Nel periodo estivo, dai primi di luglio fino a tutto settembre, la nostra gente arricchiva la misera dieta con i piccoli e deliziosi frutti spontanei dei boschi, presenti in grande quantità, nei nostri territori: fragole, lamponi, e more di rovo. Questi squisiti doni della natura, da molto tempo, non arrivano più sulle nostre tavole. Oggi questi antichi e dimenticati frutti deliziano il palato soltanto a pochi escursionisti e ai pastori che, ancora, tenacemente resistono in montagna. Prima di passare a una breve descrizione di questi pregiati prodotti del sottobosco, ricordiamo che appartengono alla stessa famiglia botanica (rosacee), e che una volta raccolti è opportuno consumarli entro 2-3 giorni in quanto sono molto deperibili, oltre al fatto che con il passare delle ore diventano meno saporiti e poco profumati. Ricordiamo anche che la loro raccolta è assolutamente vietata nella zona “A” riserva integrale del Parco nazionale dell’Aspromonte. La fragola o fragolina di bosco è una pianta erbacea perenne provvista di rizoma dal quale si sviluppano la rosetta delle foglie, i fusti fioriferi alti fino a 25-30 centimetri e gli stoloni (in dialetto cordi). L’infiorescenza presenta pochi fiori di colore bianco e i frutti sono piccoli e profumati. La fragola (nome locale: fragulara) cresce spontanea nelle radure, ai margini e nel sottobosco di diverse essenze forestali (soprattutto pino laricio e faggio), predilige i terreni sciolti, freschi, ben drenati e leggermente acidi. La troviamo su tutto il nostro massiccio montano dai 700 fino ai 1500 metri. La fragola è ampiamente coltivata con varietà (a frutto più grosso) ottenute per selezione o incroci. Il lampone (rubus idaeus) è un piccolo arbusto cespuglioso con fusti spinosi lunghi circa 100-120 centimetri. I frutti (nome locale:lampuni, mureglia russi, frambuassi) sono piccoli, carnosi e morbidi di colore rosato, con sapore (piacevole) acidulo, e durante la raccolta si possono facilmente danneggiare andando incontro a pericolose marcescenze.
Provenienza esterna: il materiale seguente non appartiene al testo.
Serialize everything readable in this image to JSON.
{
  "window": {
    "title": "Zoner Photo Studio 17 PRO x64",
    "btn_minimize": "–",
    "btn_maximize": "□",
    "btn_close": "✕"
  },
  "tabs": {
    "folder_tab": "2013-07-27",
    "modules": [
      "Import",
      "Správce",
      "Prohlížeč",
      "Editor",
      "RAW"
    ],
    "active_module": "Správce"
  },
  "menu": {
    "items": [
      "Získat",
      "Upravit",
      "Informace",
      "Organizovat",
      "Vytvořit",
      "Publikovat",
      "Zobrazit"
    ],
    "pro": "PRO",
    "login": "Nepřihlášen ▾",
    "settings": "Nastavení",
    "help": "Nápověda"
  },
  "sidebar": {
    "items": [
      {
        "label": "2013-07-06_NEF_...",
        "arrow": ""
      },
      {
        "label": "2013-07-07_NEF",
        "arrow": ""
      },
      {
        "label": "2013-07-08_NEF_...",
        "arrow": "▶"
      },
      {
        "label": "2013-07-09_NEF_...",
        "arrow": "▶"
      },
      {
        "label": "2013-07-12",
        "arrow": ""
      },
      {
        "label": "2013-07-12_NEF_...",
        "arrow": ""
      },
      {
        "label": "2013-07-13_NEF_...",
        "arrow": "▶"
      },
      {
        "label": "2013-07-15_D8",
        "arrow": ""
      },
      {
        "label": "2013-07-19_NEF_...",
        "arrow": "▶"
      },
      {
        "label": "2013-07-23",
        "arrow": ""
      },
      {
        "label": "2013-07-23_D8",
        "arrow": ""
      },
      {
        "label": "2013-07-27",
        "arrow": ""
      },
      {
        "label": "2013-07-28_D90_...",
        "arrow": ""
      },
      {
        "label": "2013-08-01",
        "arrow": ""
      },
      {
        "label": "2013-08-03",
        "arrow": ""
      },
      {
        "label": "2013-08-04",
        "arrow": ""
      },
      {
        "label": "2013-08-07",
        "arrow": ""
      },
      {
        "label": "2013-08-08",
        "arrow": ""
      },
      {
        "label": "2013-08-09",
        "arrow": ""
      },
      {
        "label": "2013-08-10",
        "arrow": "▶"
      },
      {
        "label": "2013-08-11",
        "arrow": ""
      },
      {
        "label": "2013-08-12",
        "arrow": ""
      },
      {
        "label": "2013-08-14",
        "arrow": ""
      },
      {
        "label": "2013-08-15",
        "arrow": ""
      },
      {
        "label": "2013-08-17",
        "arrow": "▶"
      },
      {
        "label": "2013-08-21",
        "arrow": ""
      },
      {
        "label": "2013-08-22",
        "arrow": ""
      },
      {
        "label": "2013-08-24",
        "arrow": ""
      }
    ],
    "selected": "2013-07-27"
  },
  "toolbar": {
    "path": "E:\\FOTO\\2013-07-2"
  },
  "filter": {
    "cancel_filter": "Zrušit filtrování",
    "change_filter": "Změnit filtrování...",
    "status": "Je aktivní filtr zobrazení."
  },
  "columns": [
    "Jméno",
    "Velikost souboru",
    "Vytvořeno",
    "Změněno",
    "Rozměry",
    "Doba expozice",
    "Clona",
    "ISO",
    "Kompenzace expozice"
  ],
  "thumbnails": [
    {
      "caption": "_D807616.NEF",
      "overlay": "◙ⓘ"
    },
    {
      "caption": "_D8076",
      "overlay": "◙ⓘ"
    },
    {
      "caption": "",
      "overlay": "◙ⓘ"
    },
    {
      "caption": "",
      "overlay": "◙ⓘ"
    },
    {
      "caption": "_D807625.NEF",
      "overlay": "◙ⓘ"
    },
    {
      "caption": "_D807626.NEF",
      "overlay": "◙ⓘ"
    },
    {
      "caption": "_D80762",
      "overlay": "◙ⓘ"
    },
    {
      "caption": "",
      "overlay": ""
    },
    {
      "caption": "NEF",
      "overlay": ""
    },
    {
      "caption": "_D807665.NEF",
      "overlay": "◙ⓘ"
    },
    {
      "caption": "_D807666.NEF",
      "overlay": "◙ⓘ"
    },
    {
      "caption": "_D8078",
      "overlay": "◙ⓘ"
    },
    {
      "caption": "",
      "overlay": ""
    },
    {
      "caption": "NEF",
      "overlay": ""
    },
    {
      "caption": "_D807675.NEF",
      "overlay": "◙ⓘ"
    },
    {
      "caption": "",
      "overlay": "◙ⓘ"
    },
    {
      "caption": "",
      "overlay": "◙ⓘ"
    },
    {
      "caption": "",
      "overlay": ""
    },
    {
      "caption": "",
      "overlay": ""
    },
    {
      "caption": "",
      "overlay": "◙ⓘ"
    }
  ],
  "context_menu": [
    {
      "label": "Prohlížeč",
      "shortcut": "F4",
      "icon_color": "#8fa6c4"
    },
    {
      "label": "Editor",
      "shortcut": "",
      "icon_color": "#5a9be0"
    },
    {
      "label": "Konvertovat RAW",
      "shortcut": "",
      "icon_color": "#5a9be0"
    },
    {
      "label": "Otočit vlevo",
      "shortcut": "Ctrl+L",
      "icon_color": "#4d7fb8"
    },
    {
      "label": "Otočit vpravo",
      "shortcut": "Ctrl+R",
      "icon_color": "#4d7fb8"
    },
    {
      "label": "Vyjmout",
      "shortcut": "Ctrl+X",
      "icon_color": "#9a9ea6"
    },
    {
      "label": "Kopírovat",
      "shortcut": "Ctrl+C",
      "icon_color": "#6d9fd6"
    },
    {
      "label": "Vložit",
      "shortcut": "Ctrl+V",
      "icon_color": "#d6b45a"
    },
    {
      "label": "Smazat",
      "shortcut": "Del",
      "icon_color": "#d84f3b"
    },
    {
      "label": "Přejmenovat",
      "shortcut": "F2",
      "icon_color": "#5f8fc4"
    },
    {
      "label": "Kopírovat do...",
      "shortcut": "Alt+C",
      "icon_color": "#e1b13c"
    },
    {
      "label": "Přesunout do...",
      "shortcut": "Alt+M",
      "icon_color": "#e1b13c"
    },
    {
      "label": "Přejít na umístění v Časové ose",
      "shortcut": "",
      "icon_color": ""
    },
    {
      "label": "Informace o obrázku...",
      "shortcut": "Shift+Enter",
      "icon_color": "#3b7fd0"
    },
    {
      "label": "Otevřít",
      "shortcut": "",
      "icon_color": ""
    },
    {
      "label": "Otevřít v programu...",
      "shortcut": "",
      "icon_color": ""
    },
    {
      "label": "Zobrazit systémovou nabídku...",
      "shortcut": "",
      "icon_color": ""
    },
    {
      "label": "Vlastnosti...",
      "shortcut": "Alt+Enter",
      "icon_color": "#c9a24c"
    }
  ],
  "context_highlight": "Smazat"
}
Vegeta nelle radure, nei cespuglieti e nei boschi localizzati tra i 900 e i 1500 metri. Lo troviamo spesso nella parte bassa dei pendii alberati dei torrenti di montagna consociato con il rovo. Come la fragola è comunemente coltivato con varietà selezionate. Da molti anni, nelle vallate del Careri e del Bonamico (Platì, Careri, San Luca) più di 10 ettari di serre vengono coltivati a lamponi.

Le more

Il rovo comune (rubus ulmifolius) è un arbusto provvisto di fusti spinosi lunghi fino a 7-8 metri. Normalmente i fiori sono riuniti a grappolo e sono di colore bianco-roseo o rosa. I frutti, dette more, sono dapprima verdi, poi rossi, neri e lucenti a maturità. Il rovo comune (nome locale: rivettaru, rivettu, sipaluni, muregliaru) cresce dappertutto: è frequente nei boschi non molto fitti, negli incolti, nella macchia Mediterranea e nelle siepi. Lo troviamo dalla fascia costiera fino a 1000 metri. Sopra tale quota fino a 1500 metri di altitudine, vegeta un’altra specie di rovo: il rovo ghiandaloso (rubus hirtus), che si differenzia dal comune per la taglia più piccola, per i fiori di colore bianco e per le esili spine. Le more (nome locale: mureglia, mura) hanno proprietà astringenti e regolano l’intestino. Le fragole, i lamponi e le more coltivati pur essendo prodotti di buona qualità non hanno i sapori e i profumi di quelli spontanei.